- Shrine targeted because of popularity with Chinese toursists
- Criminal syndicate was angered by Thai crackdown, police say
Thai police said they believe last month’s deadly bombing in central Bangkok was carried out by a criminal syndicate that smuggled Uighur Muslims from China and was upset by the military government’s crackdown on human trafficking.
“The bomb on Aug. 17 that hurt our nation happened because Thailand cracked down or obstructed the human trafficking gang,” Police Chief Somyot Poompanmoung told reporters Tuesday in Bangkok. “This made them angry and created problems for them until they came to stage this event.”
Somyot said the attack happened for “the same reason” the Thai consulate in Turkey was trashed by rioters in July. Somyot would appear to be the first Thai official to publicly link the blast that killed 20 people at Bangkok’s Erawan Shrine to Thailand’s controversial deportation of more than 100 Uighurs to China. That event set off the Istanbul riot and was condemned by governments and rights groups around the world.
“What we did was in line with the law,” Somyot said. “But emotion is another story. We can’t stop the anger.”
Uighurs are a Turkic-speaking ethnic minority in western China. Many Uighurs seeking to escape what they say is repression by Chinese authorities make the journey through Southeast Asia in an attempt to resettle in Turkey. Rights groups say Uighurs returned to China risk discrimination, detention and possibly torture. China denies those claims.
Recent developments in the case have pointed to a link to Uighurs or Uighur sympathizers, though Thai officials had previously denied it.
- The shrine targeted in the attack is popular with Chinese tourists.
- Police said the first suspect arrested in connection with the blast was found with dozens of forged Turkish passports.

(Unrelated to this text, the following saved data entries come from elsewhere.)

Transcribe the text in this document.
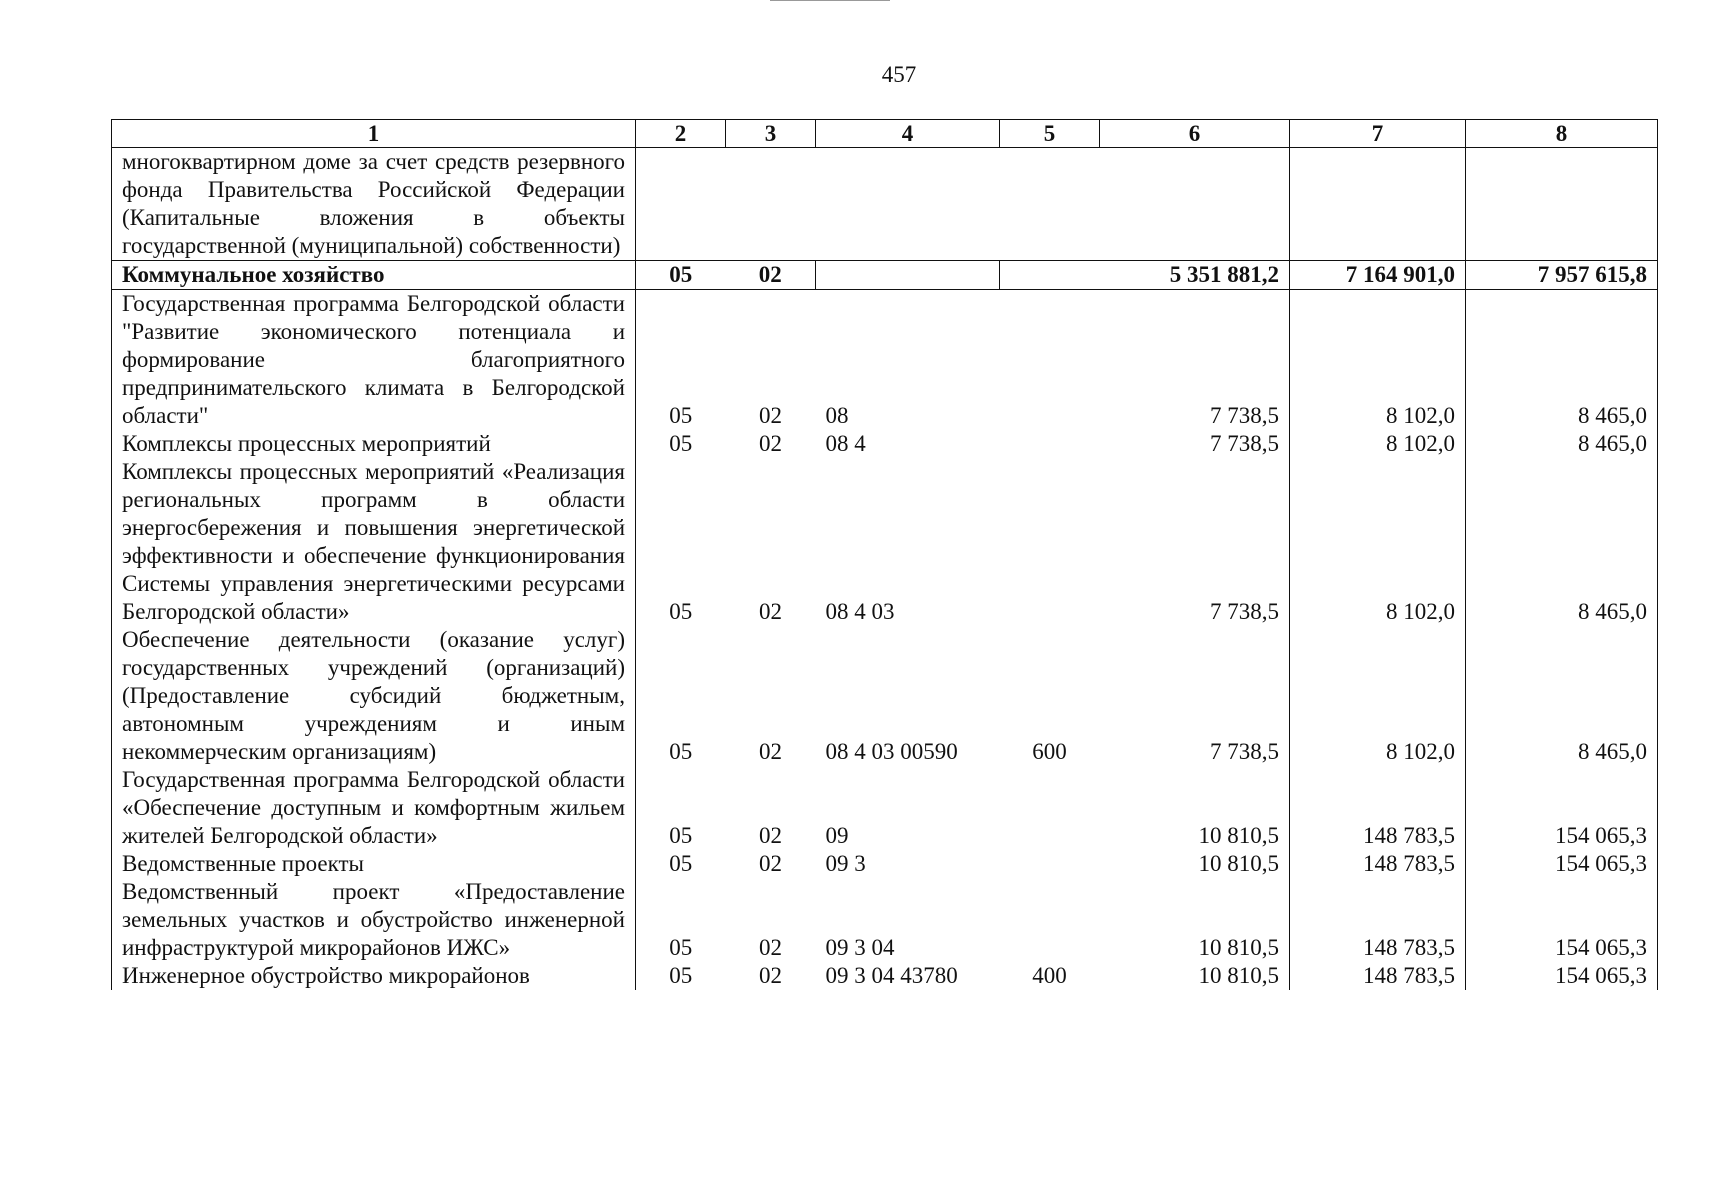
457
1	2	3	4	5	6	7	8
многоквартирном доме за счет средств резервного фонда Правительства Российской Федерации (Капитальные вложения в объекты государственной (муниципальной) собственности)							
Коммунальное хозяйство	05	02			5 351 881,2	7 164 901,0	7 957 615,8
Государственная программа Белгородской области "Развитие экономического потенциала и формирование благоприятного предпринимательского климата в Белгородской области"	05	02	08		7 738,5	8 102,0	8 465,0
Комплексы процессных мероприятий	05	02	08 4		7 738,5	8 102,0	8 465,0
Комплексы процессных мероприятий «Реализация региональных программ в области энергосбережения и повышения энергетической эффективности и обеспечение функционирования Системы управления энергетическими ресурсами Белгородской области»	05	02	08 4 03		7 738,5	8 102,0	8 465,0
Обеспечение деятельности (оказание услуг) государственных учреждений (организаций) (Предоставление субсидий бюджетным, автономным учреждениям и иным некоммерческим организациям)	05	02	08 4 03 00590	600	7 738,5	8 102,0	8 465,0
Государственная программа Белгородской области «Обеспечение доступным и комфортным жильем жителей Белгородской области»	05	02	09		10 810,5	148 783,5	154 065,3
Ведомственные проекты	05	02	09 3		10 810,5	148 783,5	154 065,3
Ведомственный проект «Предоставление земельных участков и обустройство инженерной инфраструктурой микрорайонов ИЖС»	05	02	09 3 04		10 810,5	148 783,5	154 065,3
Инженерное обустройство микрорайонов	05	02	09 3 04 43780	400	10 810,5	148 783,5	154 065,3
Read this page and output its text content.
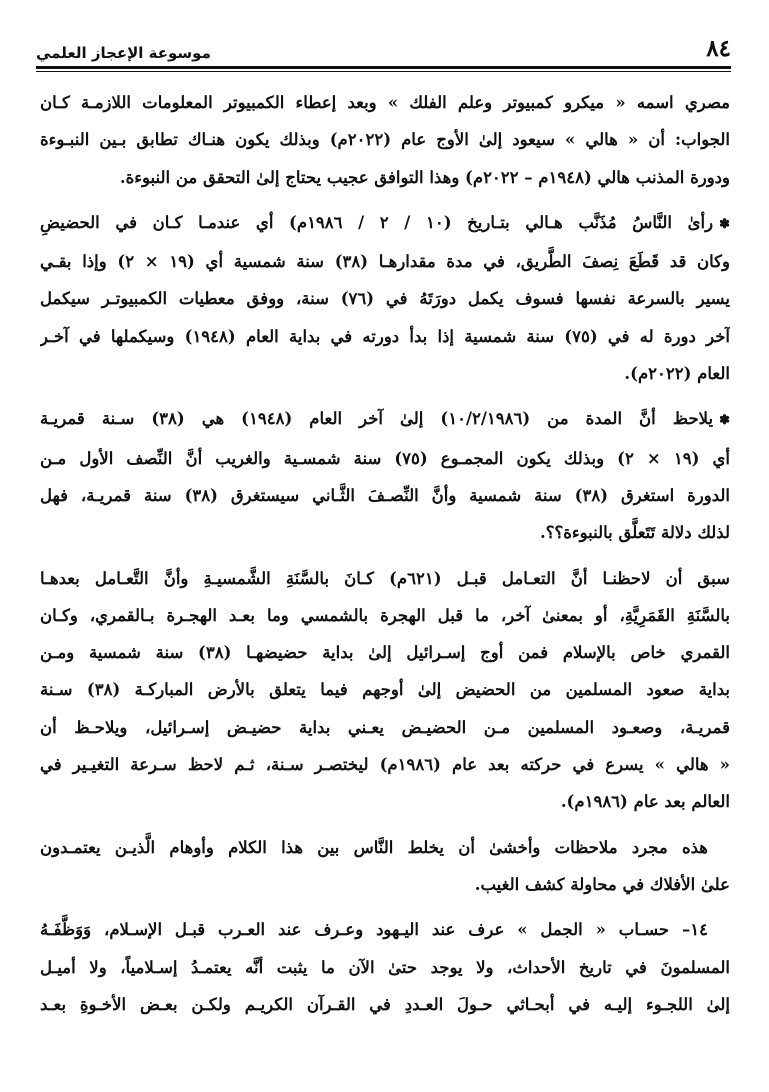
٨٤
موسوعة الإعجاز العلمي
مصري اسمه « ميكرو كمبيوتر وعلم الفلك » وبعد إعطاء الكمبيوتر المعلومات اللازمـة كـان
الجواب: أن « هالي » سيعود إلىٰ الأوج عام (٢٠٢٢م) وبذلك يكون هنـاك تطابق بـين النبـوءة
ودورة المذنب هالي (١٩٤٨م – ٢٠٢٢م) وهذا التوافق عجيب يحتاج إلىٰ التحقق من النبوءة.
✽رأىٰ النَّاسُ مُذَنَّب هـالي بتـاريخ (١٠ / ٢ / ١٩٨٦م) أي عندمـا كـان في الحضيضِ
وكان قد قَطَعَ نِصفَ الطَّريق، في مدة مقدارهـا (٣٨) سنة شمسية أي (١٩ × ٢) وإذا بقـي
يسير بالسرعة نفسها فسوف يكمل دورَتَهُ في (٧٦) سنة، ووفق معطيات الكمبيوتـر سيكمل
آخر دورة له في (٧٥) سنة شمسية إذا بدأ دورته في بداية العام (١٩٤٨) وسيكملها في آخـر
العام (٢٠٢٢م).
✽يلاحظ أنَّ المدة من (١٠/٢/١٩٨٦) إلىٰ آخر العام (١٩٤٨) هي (٣٨) سـنة قمريـة
أي (١٩ × ٢) وبذلك يكون المجمـوع (٧٥) سنة شمسـية والغريب أنَّ النِّصف الأول مـن
الدورة استغرق (٣٨) سنة شمسية وأنَّ النِّصـفَ الثَّـاني سيستغرق (٣٨) سنة قمريـة، فهل
لذلك دلالة تَتَعلَّق بالنبوءة؟؟.
سبق أن لاحظنـا أنَّ التعـامل قبـل (٦٢١م) كـانَ بالسَّنَةِ الشَّمسيـةِ وأنَّ التَّعـامل بعدهـا
بالسَّنَةِ القَمَرِيَّةِ، أو بمعنىٰ آخر، ما قبل الهجرة بالشمسي وما بعـد الهجـرة بـالقمري، وكـان
القمري خاص بالإسلام فمن أوج إسـرائيل إلىٰ بداية حضيضهـا (٣٨) سنة شمسية ومـن
بداية صعود المسلمين من الحضيض إلىٰ أوجهم فيما يتعلق بالأرض المباركـة (٣٨) سـنة
قمريـة، وصعـود المسلمين مـن الحضيـض يعـني بداية حضيـض إسـرائيل، ويلاحـظ أن
« هالي » يسرع في حركته بعد عام (١٩٨٦م) ليختصـر سـنة، ثـم لاحظ سـرعة التغيـير في
العالم بعد عام (١٩٨٦م).
هذه مجرد ملاحظات وأخشىٰ أن يخلط النَّاس بين هذا الكلام وأوهام الَّذيـن يعتمـدون
علىٰ الأفلاك في محاولة كشف الغيب.
١٤– حسـاب « الجمل » عرف عند اليـهود وعـرف عند العـرب قبـل الإسـلام، وَوَظَّفَـهُ
المسلمونَ في تاريخ الأحداث، ولا يوجد حتىٰ الآن ما يثبت أنَّه يعتمـدُ إسـلامياً، ولا أميـل
إلىٰ اللجـوء إليـه في أبحـاثي حـولَ العـددِ في القـرآن الكريـم ولكـن بعـض الأخـوةِ بعـد
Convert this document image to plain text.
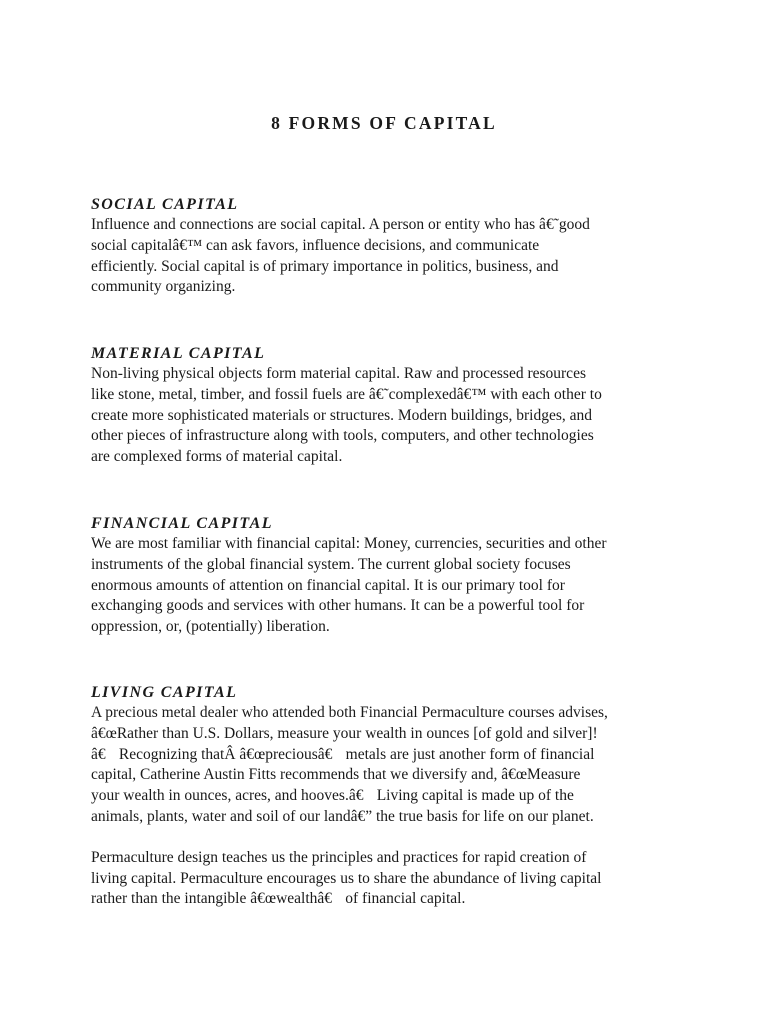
8 FORMS OF CAPITAL
SOCIAL CAPITAL

Influence and connections are social capital. A person or entity who has â€˜good
social capitalâ€™ can ask favors, influence decisions, and communicate
efficiently. Social capital is of primary importance in politics, business, and
community organizing.

MATERIAL CAPITAL

Non-living physical objects form material capital. Raw and processed resources
like stone, metal, timber, and fossil fuels are â€˜complexedâ€™ with each other to
create more sophisticated materials or structures. Modern buildings, bridges, and
other pieces of infrastructure along with tools, computers, and other technologies
are complexed forms of material capital.

FINANCIAL CAPITAL

We are most familiar with financial capital: Money, currencies, securities and other
instruments of the global financial system. The current global society focuses
enormous amounts of attention on financial capital. It is our primary tool for
exchanging goods and services with other humans. It can be a powerful tool for
oppression, or, (potentially) liberation.

LIVING CAPITAL

A precious metal dealer who attended both Financial Permaculture courses advises,
â€œRather than U.S. Dollars, measure your wealth in ounces [of gold and silver]!
â€ Recognizing thatÂ â€œpreciousâ€ metals are just another form of financial
capital, Catherine Austin Fitts recommends that we diversify and, â€œMeasure
your wealth in ounces, acres, and hooves.â€ Living capital is made up of the
animals, plants, water and soil of our landâ€” the true basis for life on our planet.

Permaculture design teaches us the principles and practices for rapid creation of
living capital. Permaculture encourages us to share the abundance of living capital
rather than the intangible â€œwealthâ€ of financial capital.
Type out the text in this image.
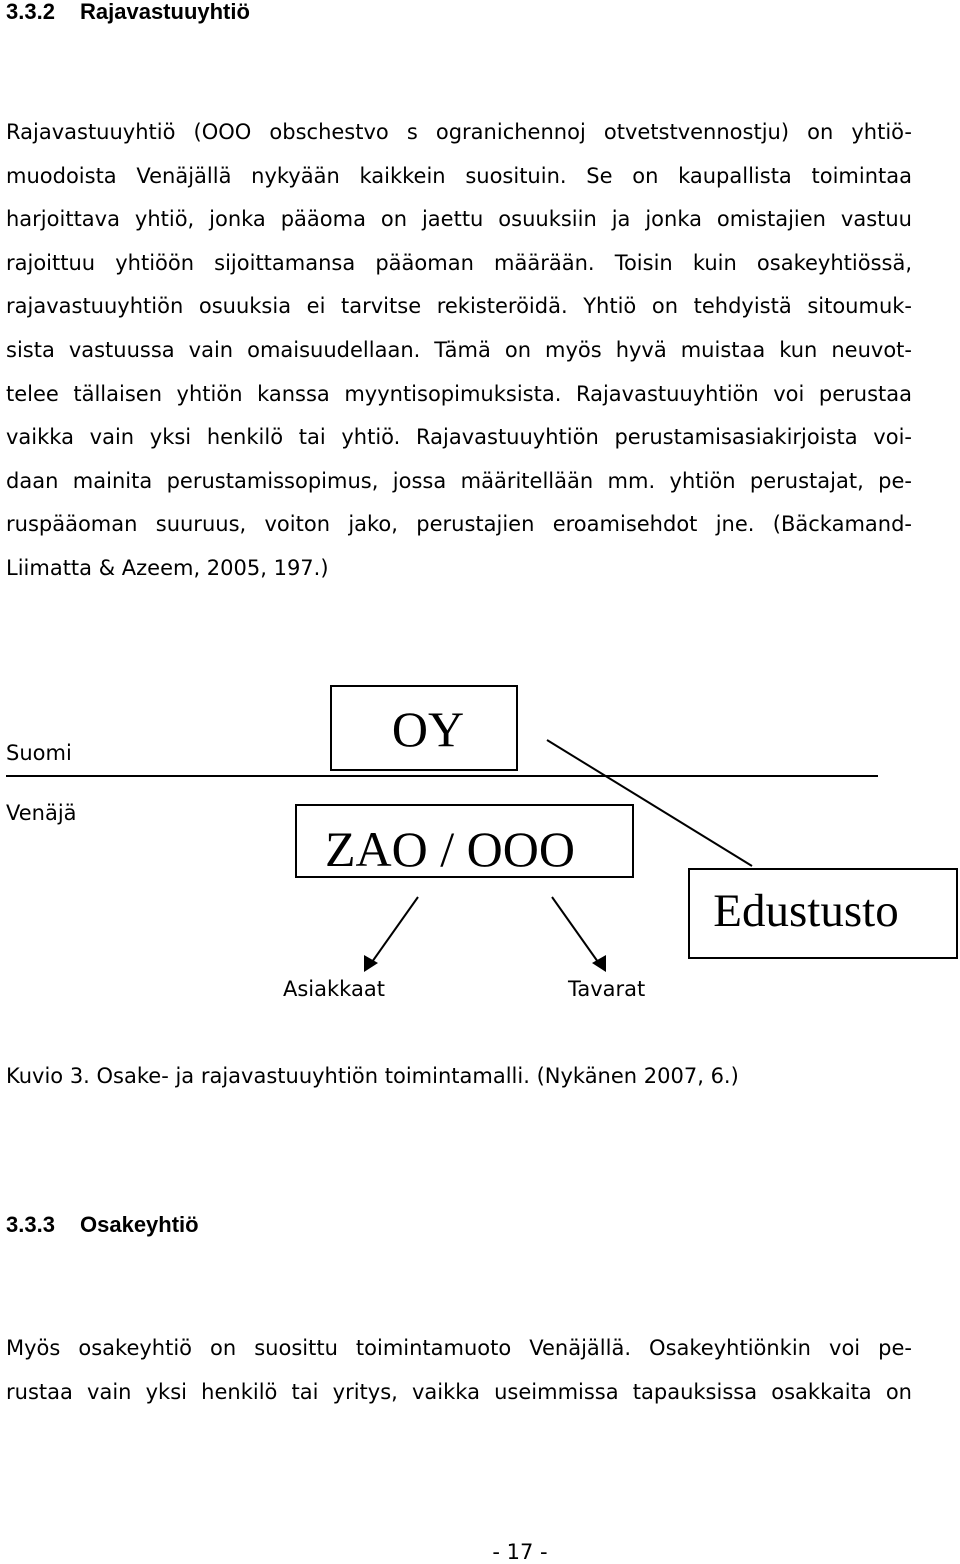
3.3.2 Rajavastuuyhtiö
Rajavastuuyhtiö (OOO obschestvo s ogranichennoj otvetstvennostju) on yhtiö-
muodoista Venäjällä nykyään kaikkein suosituin. Se on kaupallista toimintaa
harjoittava yhtiö, jonka pääoma on jaettu osuuksiin ja jonka omistajien vastuu
rajoittuu yhtiöön sijoittamansa pääoman määrään. Toisin kuin osakeyhtiössä,
rajavastuuyhtiön osuuksia ei tarvitse rekisteröidä. Yhtiö on tehdyistä sitoumuk-
sista vastuussa vain omaisuudellaan. Tämä on myös hyvä muistaa kun neuvot-
telee tällaisen yhtiön kanssa myyntisopimuksista. Rajavastuuyhtiön voi perustaa
vaikka vain yksi henkilö tai yhtiö. Rajavastuuyhtiön perustamisasiakirjoista voi-
daan mainita perustamissopimus, jossa määritellään mm. yhtiön perustajat, pe-
ruspääoman suuruus, voiton jako, perustajien eroamisehdot jne. (Bäckamand-
Liimatta & Azeem, 2005, 197.)
Suomi
Venäjä
OY
ZAO / OOO
Edustusto
Asiakkaat	Tavarat
Kuvio 3. Osake- ja rajavastuuyhtiön toimintamalli. (Nykänen 2007, 6.)
3.3.3 Osakeyhtiö
Myös osakeyhtiö on suosittu toimintamuoto Venäjällä. Osakeyhtiönkin voi pe-
rustaa vain yksi henkilö tai yritys, vaikka useimmissa tapauksissa osakkaita on
- 17 -
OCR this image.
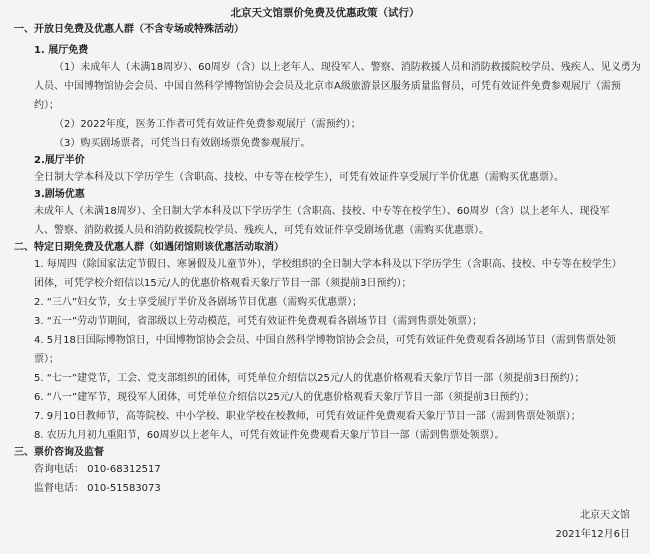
北京天文馆票价免费及优惠政策（试行）
一、开放日免费及优惠人群（不含专场或特殊活动）
1. 展厅免费
（1）未成年人（未满18周岁）、60周岁（含）以上老年人、现役军人、警察、消防救援人员和消防救援院校学员、残疾人、见义勇为
人员、中国博物馆协会会员、中国自然科学博物馆协会会员及北京市A级旅游景区服务质量监督员，可凭有效证件免费参观展厅（需预
约）；
（2）2022年度，医务工作者可凭有效证件免费参观展厅（需预约）；
（3）购买剧场票者，可凭当日有效剧场票免费参观展厅。
2.展厅半价
全日制大学本科及以下学历学生（含职高、技校、中专等在校学生），可凭有效证件享受展厅半价优惠（需购买优惠票）。
3.剧场优惠
未成年人（未满18周岁）、全日制大学本科及以下学历学生（含职高、技校、中专等在校学生）、60周岁（含）以上老年人、现役军
人、警察、消防救援人员和消防救援院校学员、残疾人，可凭有效证件享受剧场优惠（需购买优惠票）。
二、特定日期免费及优惠人群（如遇闭馆则该优惠活动取消）
1. 每周四（除国家法定节假日、寒暑假及儿童节外），学校组织的全日制大学本科及以下学历学生（含职高、技校、中专等在校学生）
团体，可凭学校介绍信以15元/人的优惠价格观看天象厅节目一部（须提前3日预约）；
2. “三八”妇女节，女士享受展厅半价及各剧场节目优惠（需购买优惠票）；
3. “五一”劳动节期间，省部级以上劳动模范，可凭有效证件免费观看各剧场节目（需到售票处领票）；
4. 5月18日国际博物馆日，中国博物馆协会会员、中国自然科学博物馆协会会员，可凭有效证件免费观看各剧场节目（需到售票处领
票）；
5. “七一”建党节，工会、党支部组织的团体，可凭单位介绍信以25元/人的优惠价格观看天象厅节目一部（须提前3日预约）；
6. “八一”建军节，现役军人团体，可凭单位介绍信以25元/人的优惠价格观看天象厅节目一部（须提前3日预约）；
7. 9月10日教师节，高等院校、中小学校、职业学校在校教师，可凭有效证件免费观看天象厅节目一部（需到售票处领票）；
8. 农历九月初九重阳节，60周岁以上老年人，可凭有效证件免费观看天象厅节目一部（需到售票处领票）。
三、票价咨询及监督
咨询电话： 010-68312517
监督电话： 010-51583073
北京天文馆
2021年12月6日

- Police said another suspect arrested had a Chinese passport with a birthplace listed as Xinjiang, which is home to the Uighurs.
- Police said another suspect used a Chinese passport to leave Thailand for Turkey just before the attack.
Other Thai officials including Prime Minister Prayuth Chan-Ocha still doubt that Uighurs or a group sympathetic to their cause carried out the attack.
“I don’t think it is related for now,” Prayuth told reporters Tuesday.
“If it does turn out to be Uighurs, we need to consider what we should do. They can’t force the government like this.”